Can I use MemorySession? mod-python "Session" implementation can make a determination which session engine to use. Documentation has this to say regarding when MemorySession is chosen:
If session type option is not found, the function queries the MPM and based on that returns either a new instance of DbmSession or MemorySession. MemorySession will be used if the MPM is threaded and not forked (such is the case on Windows), or if it threaded, forked, but only one process is allowed (the worker MPM can be configured to run this way). In all other cases DbmSession is used.

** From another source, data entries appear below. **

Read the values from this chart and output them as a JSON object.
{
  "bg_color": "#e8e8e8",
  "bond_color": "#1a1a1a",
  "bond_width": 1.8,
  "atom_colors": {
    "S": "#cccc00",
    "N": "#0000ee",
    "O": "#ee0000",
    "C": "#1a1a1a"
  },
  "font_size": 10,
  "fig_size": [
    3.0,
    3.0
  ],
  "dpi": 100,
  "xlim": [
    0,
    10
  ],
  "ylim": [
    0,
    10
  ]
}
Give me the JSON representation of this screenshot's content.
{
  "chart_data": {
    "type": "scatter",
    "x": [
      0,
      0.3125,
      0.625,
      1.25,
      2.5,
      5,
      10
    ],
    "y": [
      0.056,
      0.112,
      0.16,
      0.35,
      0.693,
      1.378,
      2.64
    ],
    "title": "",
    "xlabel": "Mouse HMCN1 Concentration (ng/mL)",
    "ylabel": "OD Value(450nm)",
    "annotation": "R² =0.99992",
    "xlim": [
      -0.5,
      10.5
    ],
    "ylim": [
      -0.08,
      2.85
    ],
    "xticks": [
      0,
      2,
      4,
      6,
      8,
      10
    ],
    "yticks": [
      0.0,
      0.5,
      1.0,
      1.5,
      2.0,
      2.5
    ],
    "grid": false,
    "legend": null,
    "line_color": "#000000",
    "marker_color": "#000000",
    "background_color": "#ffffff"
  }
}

What is it talking about, and what is "MPM"? It took me a while to figure that out. MPM in fact stands for Multi-Processing Module and it has to do with how apache distributes incoming requests. Borrowing an excellent explanation from here,
Apache can operate in a number of different modes dependent on the platform being used and the way in which it is configured. This ranges from multiple processes being used with only one request being handled at a time within each process, to one or more processes being used with concurrent requests being handled in distinct threads executing within the same process or distinct processes.
The UNIX "prefork" Mode
This mode is the most commonly used. It was the only mode of operation available in Apache 1.3 and is still the default mode on UNIX systems in Apache 2.0 and 2.2. In this setup, the main Apache process will at startup create multiple child processes. When a request is received by the parent process, it will be handed off to one of the child processes to be handled.
The UNIX "worker" Mode
The "worker" mode is similar to "prefork" mode except that within each child process there will exist a number of worker threads. Instead of a request being handed off to the next available child process with the handling of the request being the only thing the child process is doing, the request will be handed off to a specific worker thread within a child process with other worker threads in the same child process potentially handling other requests at the same time.

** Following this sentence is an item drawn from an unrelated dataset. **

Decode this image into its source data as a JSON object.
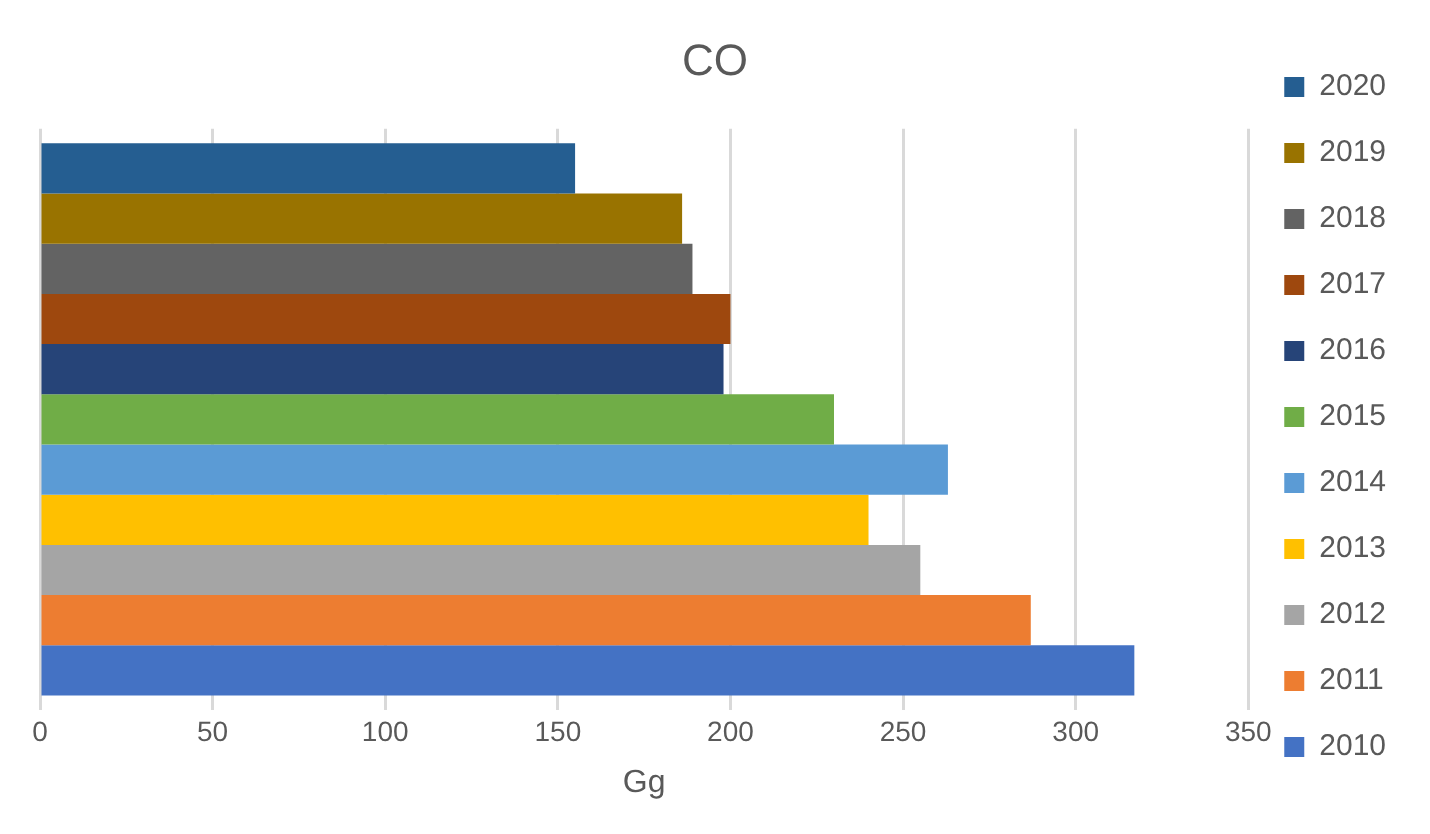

You can find out which mode is used by these function calls (from mod-python request handler)
threaded = apache.mpm_query(apache.AP_MPMQ_IS_THREADED) forked = apache.mpm_query(apache.AP_MPMQ_IS_FORKED)

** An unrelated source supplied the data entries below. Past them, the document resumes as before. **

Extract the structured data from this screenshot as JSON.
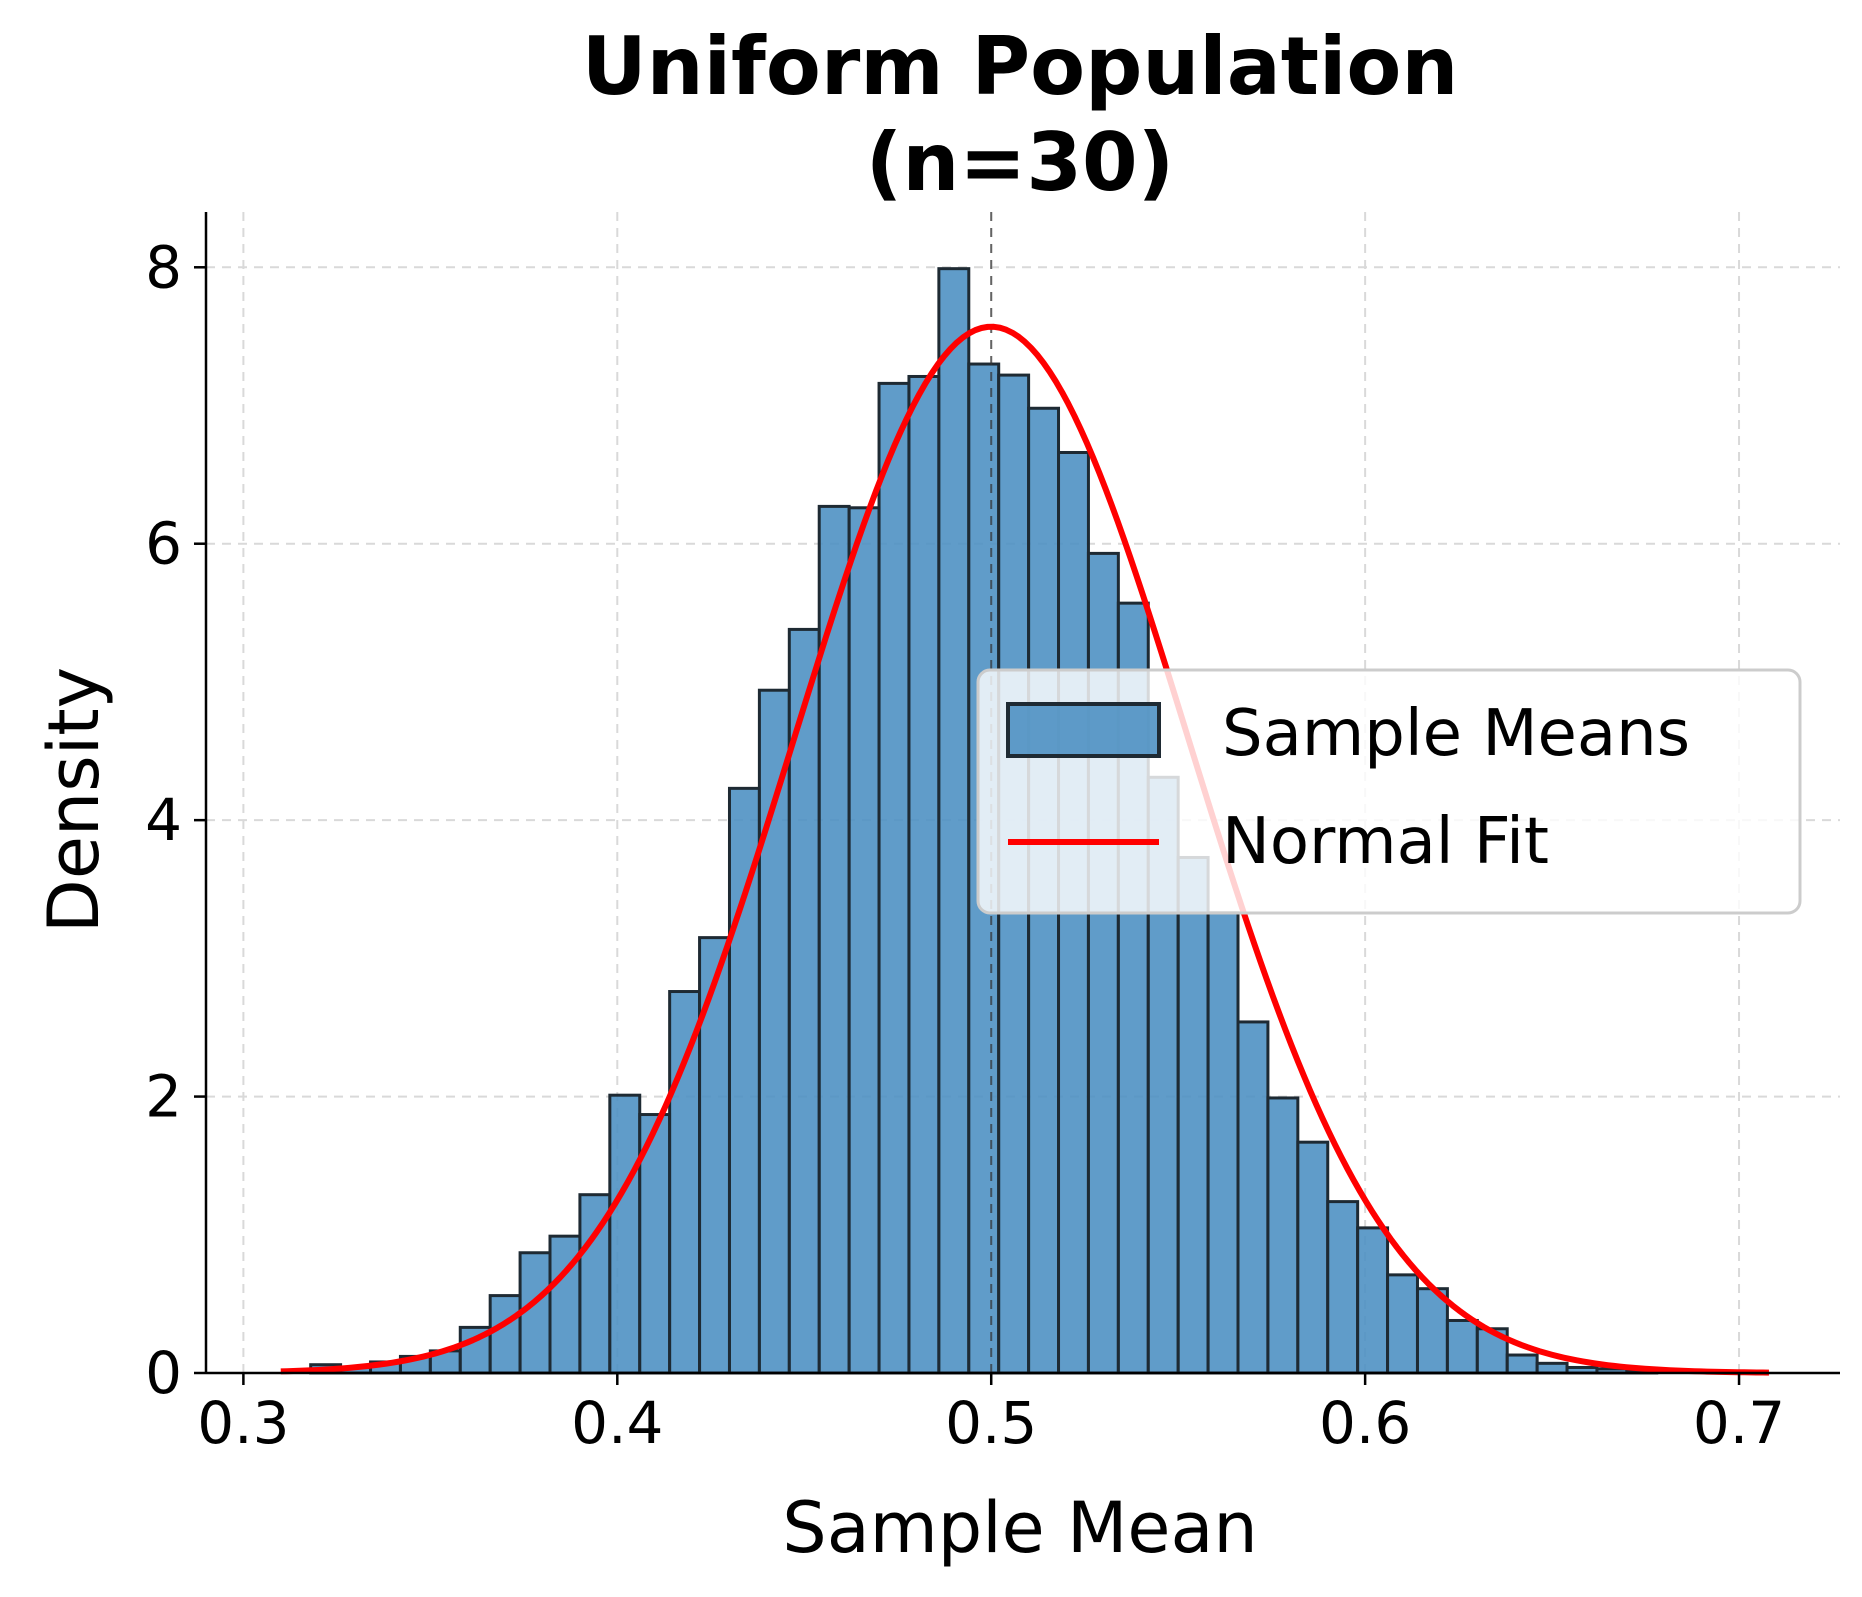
{
  "chart_data": {
    "type": "bar",
    "title_lines": [
      "Uniform Population",
      "(n=30)"
    ],
    "xlabel": "Sample Mean",
    "ylabel": "Density",
    "xlim": [
      0.29,
      0.727
    ],
    "ylim": [
      0,
      8.4
    ],
    "x_ticks": [
      0.3,
      0.4,
      0.5,
      0.6,
      0.7
    ],
    "x_tick_labels": [
      "0.3",
      "0.4",
      "0.5",
      "0.6",
      "0.7"
    ],
    "y_ticks": [
      0,
      2,
      4,
      6,
      8
    ],
    "y_tick_labels": [
      "0",
      "2",
      "4",
      "6",
      "8"
    ],
    "grid": true,
    "vline_x": 0.5,
    "histogram": {
      "name": "Sample Means",
      "color": "#4a8ec2",
      "bin_start": 0.31,
      "bin_width": 0.008,
      "densities": [
        0,
        0.06,
        0.04,
        0.08,
        0.12,
        0.16,
        0.33,
        0.56,
        0.87,
        0.99,
        1.29,
        2.01,
        1.87,
        2.76,
        3.15,
        4.23,
        4.94,
        5.38,
        6.27,
        6.26,
        7.16,
        7.21,
        7.99,
        7.3,
        7.22,
        6.98,
        6.66,
        5.93,
        5.57,
        4.31,
        3.73,
        3.33,
        2.54,
        1.99,
        1.67,
        1.24,
        1.05,
        0.71,
        0.61,
        0.38,
        0.32,
        0.13,
        0.07,
        0.04,
        0.03,
        0.02
      ]
    },
    "normal_fit": {
      "name": "Normal Fit",
      "color": "#ff0000",
      "mean": 0.5,
      "std": 0.0527,
      "x_range": [
        0.31,
        0.708
      ]
    },
    "legend": {
      "position": "center-right",
      "entries": [
        "Sample Means",
        "Normal Fit"
      ]
    }
  }
}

The last question is, how to switch from one mode to another? In debian, simply install one of apache2-mpm-XXX packages:
debian-linux% apt-cache search ^apache2-mpm apache2-mpm-itk - multiuser MPM for Apache 2.2 apache2-mpm-event - Apache HTTP Server - event driven model apache2-mpm-prefork - Apache HTTP Server - traditional non-threaded model apache2-mpm-worker - Apache HTTP Server - high speed threaded model
I am not sure what apache2-mpm-event is, but apache2-mpm-prefork and apache2-mpm-worker, when installed, will automatically uninstall (!) the other one and automatically make changes to /etc/apache2/apache2.conf to turn on respective mode, like that:
# worker MPM # StartServers: initial number of server processes to start # MaxClients: maximum number of simultaneous client connections # MinSpareThreads: minimum number of worker threads which are kept spare # MaxSpareThreads: maximum number of worker threads which are kept spare # ThreadsPerChild: constant number of worker threads in each server process # MaxRequestsPerChild: maximum number of requests a server process serves <IfModule mpm_worker_module> StartServers 2 MaxClients 150 MinSpareThreads 25 MaxSpareThreads 75 ThreadsPerChild 25 MaxRequestsPerChild 0 </IfModule>
All that remains is to add somewhere to apache configuration
PythonOption mod_python.session.session_type MemorySession
... and verify it in Python code
if req.get_options().get('mod_python.session.session_type') == MemorySession and \ apache.mpm_query(apache.AP_MPMQ_IS_THREADED) != 0 # using persistent storage session = Session.Session(req) ......................
And that's it - the processing which used to take half a minute now done in a fraction of a second!